As a writer I love to discover new worlds to describe and fill with real people that will continue to exist in my mind for months, if not years to come. The sense of all those images flowing from your imagination through your fingers to the page is indescribable. The setting and story begin with a nebulous shape that slowly shifts to become more structured. Perhaps you are envisioning a new land and need to create a map with all the landmarks, towns, and waterways. Or you may need to create the sigil for your clansmen. With all the research you could possibly want at your fingertips in this modern age of the miracle of the internet, you have no fear of not finding something that will set your muse free.
While working on Dragonfire I’m finding keeping a detailed map of the land (island) I’m writing about most helpful. I print a few of them at various stages and add new information as needed. Not till the end of the book will this map be completed, but I need to keep a record along the way. I’m also collecting ideas for sigil for each of my Houses (families) in the novel. Another useful resource is a glossary of medieval words and phrases. I must say it does take some practice to get used to their lexicon!
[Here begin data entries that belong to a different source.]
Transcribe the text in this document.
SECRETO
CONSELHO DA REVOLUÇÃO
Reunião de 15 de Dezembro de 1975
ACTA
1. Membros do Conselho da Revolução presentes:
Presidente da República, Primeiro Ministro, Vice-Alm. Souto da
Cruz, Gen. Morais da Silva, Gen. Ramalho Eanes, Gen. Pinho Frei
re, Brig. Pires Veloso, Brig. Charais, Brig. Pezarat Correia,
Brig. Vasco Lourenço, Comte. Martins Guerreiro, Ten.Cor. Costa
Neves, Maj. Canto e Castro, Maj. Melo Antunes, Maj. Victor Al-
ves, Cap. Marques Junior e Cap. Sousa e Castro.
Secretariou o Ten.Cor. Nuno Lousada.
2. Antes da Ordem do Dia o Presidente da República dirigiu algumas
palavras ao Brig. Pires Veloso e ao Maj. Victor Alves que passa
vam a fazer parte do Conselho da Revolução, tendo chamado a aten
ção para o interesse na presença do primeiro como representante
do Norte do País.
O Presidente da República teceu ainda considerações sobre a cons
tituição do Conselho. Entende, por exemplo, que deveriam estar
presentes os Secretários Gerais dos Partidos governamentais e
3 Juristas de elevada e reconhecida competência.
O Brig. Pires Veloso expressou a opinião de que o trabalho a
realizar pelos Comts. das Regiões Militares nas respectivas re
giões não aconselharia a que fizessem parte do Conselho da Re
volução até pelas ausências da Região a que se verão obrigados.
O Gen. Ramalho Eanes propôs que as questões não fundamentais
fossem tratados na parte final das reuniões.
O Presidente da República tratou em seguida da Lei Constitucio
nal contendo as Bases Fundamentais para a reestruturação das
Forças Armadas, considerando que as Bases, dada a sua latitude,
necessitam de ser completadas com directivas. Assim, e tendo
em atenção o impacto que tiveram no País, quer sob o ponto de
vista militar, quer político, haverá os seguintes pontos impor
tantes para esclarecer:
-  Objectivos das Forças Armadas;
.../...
Watching certain programs on TV can be helpful in mastering the lingo or dialogue. I particularly have found Deadwood and Game of Thrones useful in that regard. A different cadence of words and sentence structure can make your world building so much more believable.
And of course, read, read, read. The write, write, write. It’s said it takes 10,000 words to master a new skill. Writing is no different and deserves the best you have to offer it. Happy writing!